Verificatieonderzoek
Wanneer je een product of proces verifieert, keur je de echtheid ervan. Je gaat na of het product voldoet aan de eisen met betrekking tot de veiligheid en kwaliteit. Vaak vinden deze controles plaats bij reeds bestaande processen en of producten.
Ter illustratie een voorbeeld. Nadat het team een (nieuw) programma in gebruik neemt, verifieer je het regelmatig door een steekproef te nemen. Afhankelijk van de consequenties bij niet-functioneren bepaal je de frequentie van die steekproeven. Die tussentijdse tests noemen we ook wel de prestatie verificatie routine (PVR).
“Bij een validatie onderzoek je de geldigheid van een product en of proces. Bij een verificatie keur je of het product voldoet aan de eisen met betrekking tot veiligheid en kwaliteit.”
Stap 1. Voorbereiding
Bij de eerste stap in een validatie, maar ook bij een verificatie, bepaal je wat je precies wil weten. Meestal doe ik dit samen met degene die de opdracht geeft. Vervolgens bekijk je de mogelijkheden om het doel meetbaar te maken en bepaal je bij welke waarde(n) het doel is bereikt.
Tip: achterhaal of collega’s eerder een vergelijkbaar onderzoek uitvoerden. Het is dan wellicht al bekend welke methode je kunt gebruiken en wat de betrouwbaarheid daarvan is. Ook leveranciers van meetapparatuur kunnen je tips geven over geschikte doelen of industriële standaarden.
Betrek en overleg met stakeholders
Een goede validatie valt of staat met de juiste voorbereiding en communicatie. De situatie waarin je een nieuw product of proces valideert, wijkt af van de normale gang van zaken. Betrek daarom betrokken partijen in jouw onderzoek en stel hen steeds op de hoogte. Denk aan belangrijke stakeholders als:
– De productieplanning. Loopt de productie vertraging op? Overleg wanneer er ruimte is voor een onderzoek(je). Ik zet het liefst altijd hoog in op de tijd die ik nodig heb. Zo creëer je een beetje speling wanneer iets anders loopt dan verwacht. Minstens zo belangrijk: door een ruime planning stel je klanten niet teleur.

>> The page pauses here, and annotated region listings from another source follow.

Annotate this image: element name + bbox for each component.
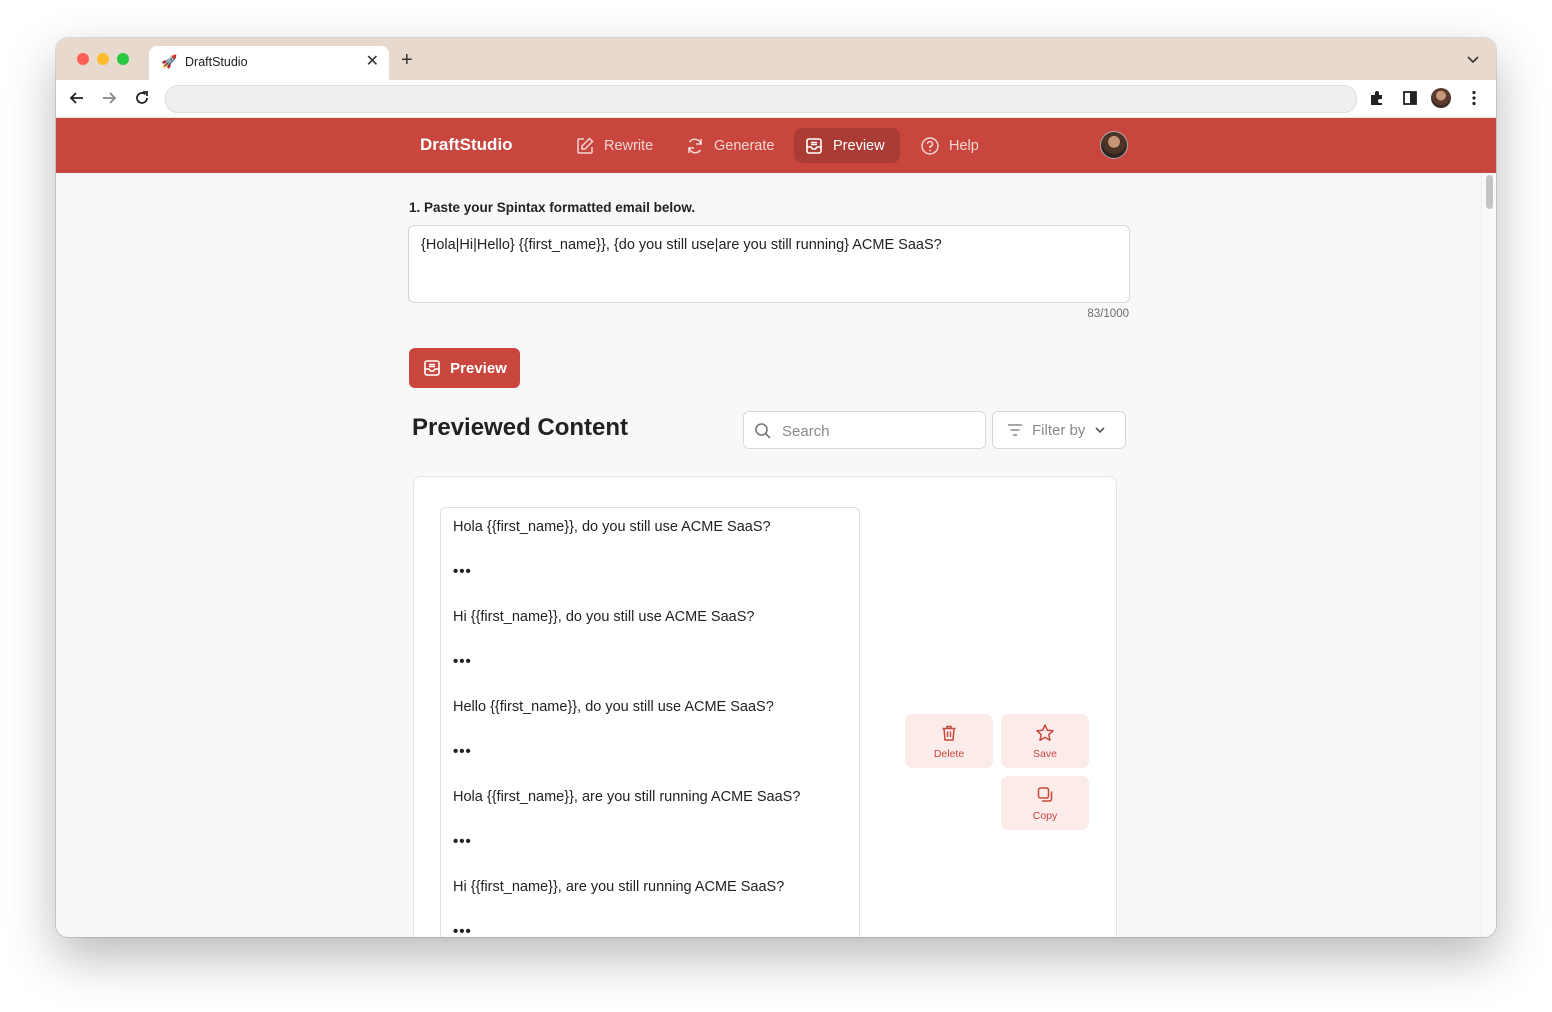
variant-text: Hola {{first_name}}, are you still runni… bbox=[453, 789, 801, 805]
main-content: 1. Paste your Spintax formatted email be… bbox=[56, 173, 1496, 937]
results-panel: Hola {{first_name}}, do you still use AC… bbox=[413, 476, 1117, 937]
previewed-content-title: Previewed Content bbox=[412, 414, 629, 441]
side-panel-icon[interactable] bbox=[1401, 89, 1419, 107]
search-icon bbox=[755, 423, 771, 439]
rocket-icon: 🚀 bbox=[161, 54, 178, 69]
profile-avatar[interactable] bbox=[1431, 88, 1451, 108]
variant-text: Hi {{first_name}}, do you still use ACME… bbox=[453, 609, 755, 625]
copy-button[interactable]: Copy bbox=[1001, 776, 1089, 830]
maximize-window-button[interactable] bbox=[117, 53, 129, 65]
extensions-puzzle-icon[interactable] bbox=[1368, 89, 1386, 107]
preview-button[interactable]: Preview bbox=[409, 348, 520, 388]
variant-separator: ••• bbox=[453, 653, 472, 670]
nav-help-label: Help bbox=[949, 137, 979, 154]
trash-icon bbox=[942, 725, 956, 741]
search-input[interactable] bbox=[780, 419, 979, 443]
filter-lines-icon bbox=[1008, 424, 1022, 436]
variant-separator: ••• bbox=[453, 743, 472, 760]
variant-text: Hi {{first_name}}, are you still running… bbox=[453, 879, 785, 895]
brand-logo[interactable]: DraftStudio bbox=[420, 135, 513, 155]
copy-label: Copy bbox=[1032, 809, 1058, 822]
nav-rewrite[interactable]: Rewrite bbox=[565, 128, 663, 163]
nav-preview-label: Preview bbox=[833, 137, 885, 154]
nav-rewrite-label: Rewrite bbox=[604, 137, 654, 154]
search-box[interactable] bbox=[743, 411, 986, 449]
chevron-down-icon bbox=[1095, 427, 1105, 434]
scrollbar-track[interactable] bbox=[1481, 173, 1496, 937]
inbox-icon bbox=[806, 137, 822, 154]
preview-result-card: Hola {{first_name}}, do you still use AC… bbox=[440, 507, 860, 937]
nav-preview[interactable]: Preview bbox=[794, 128, 900, 163]
tab-close-icon[interactable]: ✕ bbox=[366, 53, 379, 71]
tab-title: DraftStudio bbox=[185, 55, 248, 69]
browser-window: 🚀 DraftStudio ✕ + DraftStudio Rewrite Ge… bbox=[56, 38, 1496, 937]
nav-generate-label: Generate bbox=[714, 137, 775, 154]
app-header: DraftStudio Rewrite Generate Preview Hel… bbox=[56, 118, 1496, 173]
spintax-input-label: 1. Paste your Spintax formatted email be… bbox=[409, 200, 696, 215]
spintax-textarea[interactable]: {Hola|Hi|Hello} {{first_name}}, {do you … bbox=[408, 225, 1130, 303]
tab-strip: 🚀 DraftStudio ✕ + bbox=[56, 38, 1496, 80]
new-tab-button[interactable]: + bbox=[401, 50, 413, 70]
filter-label: Filter by bbox=[1032, 421, 1086, 439]
close-window-button[interactable] bbox=[77, 53, 89, 65]
inbox-icon bbox=[424, 360, 440, 376]
nav-help[interactable]: Help bbox=[910, 128, 989, 163]
variant-separator: ••• bbox=[453, 833, 472, 850]
chevron-down-icon[interactable] bbox=[1466, 52, 1480, 66]
user-avatar[interactable] bbox=[1100, 131, 1128, 159]
character-counter: 83/1000 bbox=[1087, 308, 1129, 320]
delete-button[interactable]: Delete bbox=[905, 714, 993, 768]
variant-separator: ••• bbox=[453, 923, 472, 937]
back-arrow-icon[interactable] bbox=[68, 89, 86, 107]
minimize-window-button[interactable] bbox=[97, 53, 109, 65]
more-vertical-icon[interactable] bbox=[1465, 89, 1483, 107]
save-button[interactable]: Save bbox=[1001, 714, 1089, 768]
scrollbar-thumb[interactable] bbox=[1486, 175, 1493, 209]
delete-label: Delete bbox=[933, 747, 965, 760]
help-circle-icon bbox=[921, 136, 939, 155]
save-label: Save bbox=[1033, 747, 1057, 760]
forward-arrow-icon[interactable] bbox=[100, 89, 118, 107]
reload-icon[interactable] bbox=[133, 89, 151, 107]
variant-text: Hola {{first_name}}, do you still use AC… bbox=[453, 519, 771, 535]
nav-generate[interactable]: Generate bbox=[675, 128, 784, 163]
variant-separator: ••• bbox=[453, 563, 472, 580]
copy-icon bbox=[1037, 786, 1053, 802]
star-icon bbox=[1036, 723, 1054, 741]
browser-toolbar bbox=[56, 80, 1496, 118]
filter-dropdown[interactable]: Filter by bbox=[992, 411, 1126, 449]
variant-text: Hello {{first_name}}, do you still use A… bbox=[453, 699, 774, 715]
address-bar[interactable] bbox=[165, 85, 1357, 113]
preview-button-label: Preview bbox=[450, 359, 507, 377]
browser-tab[interactable]: 🚀 DraftStudio ✕ bbox=[149, 46, 389, 80]
refresh-icon bbox=[688, 138, 702, 153]
edit-icon bbox=[577, 136, 594, 154]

– Lijnoperators. Heb je extra handen en ogen nodig? Overleg vooraf met de Teamleider wie jou bij kunnen staan. Stel gedetailleerde instructies op en (dubbel)check of iedereen het begrepen heeft.
– De Procestechnoloog. Welke stappen in het productieproces wijzigen er? Bespreek welke invloed dit heeft op het product en jouw onderzoeksresultaten. Weet wat je meet: probeer zoveel mogelijk variabelen uit te sluiten of in kaart te brengen.
– Afdeling kwaliteit. Is het product geschikt om de markt op te gaan? Besluit samen met jouw kwaliteitscollega’s of het product on hold blijft totdat de resultaten van de validatie bekend zijn.
– Het interne/ externe lab. Ben je verplicht om chemische analyses uit te voeren? Ga in gesprek over wanneer het lab die analyses uitvoert, welke kosten daarbij horen, hoe je monsters aanlevert en wanneer je de resultaten kunt verwachten. Maak eventueel een afspraak voor de interpretatie van meetresultaten en nauwkeurigheid van de analyse.
Stap 2. Uitvoering
Zelf alle controles uitvoeren is in de praktijk niet (altijd) haalbaar. Bijvoorbeeld wanneer je monsters middenin de nacht, op verschillende locaties tegelijkertijd, of over een langere periode neemt. Zorg daarom voor duidelijke afspraken met en instructies voor alle betrokken partijen.
Zo eenvoudig mogelijk
Voorbeelden van dit soort afspraken? Denk aan een centrale plek waar de instructies liggen, of waar men resultaten en monsters bewaart. Geef alles een duidelijk label mee, zodat weet iedereen wat het is.
Houd registratielijsten simpel en volledig. Door tussentijds, of zo snel mogelijk registraties te controleren, kun je missende of onduidelijke informatie soms nog achterhalen. Operators hebben bijvoorbeeld alles nog vers in het geheugen zitten als de producten nog niet afgevoerd zijn.
Checks & labels
Wanneer monsters naar het lab gaan voor analyse, zorg dan dat je ieder item duidelijk labelt. Vernoem hierop de inhoud en waarop je het wilt laten testen. Schrijf de codering ook voor jezelf op, zodat je altijd kan terugvinden welke resultaten bij welk monster horen.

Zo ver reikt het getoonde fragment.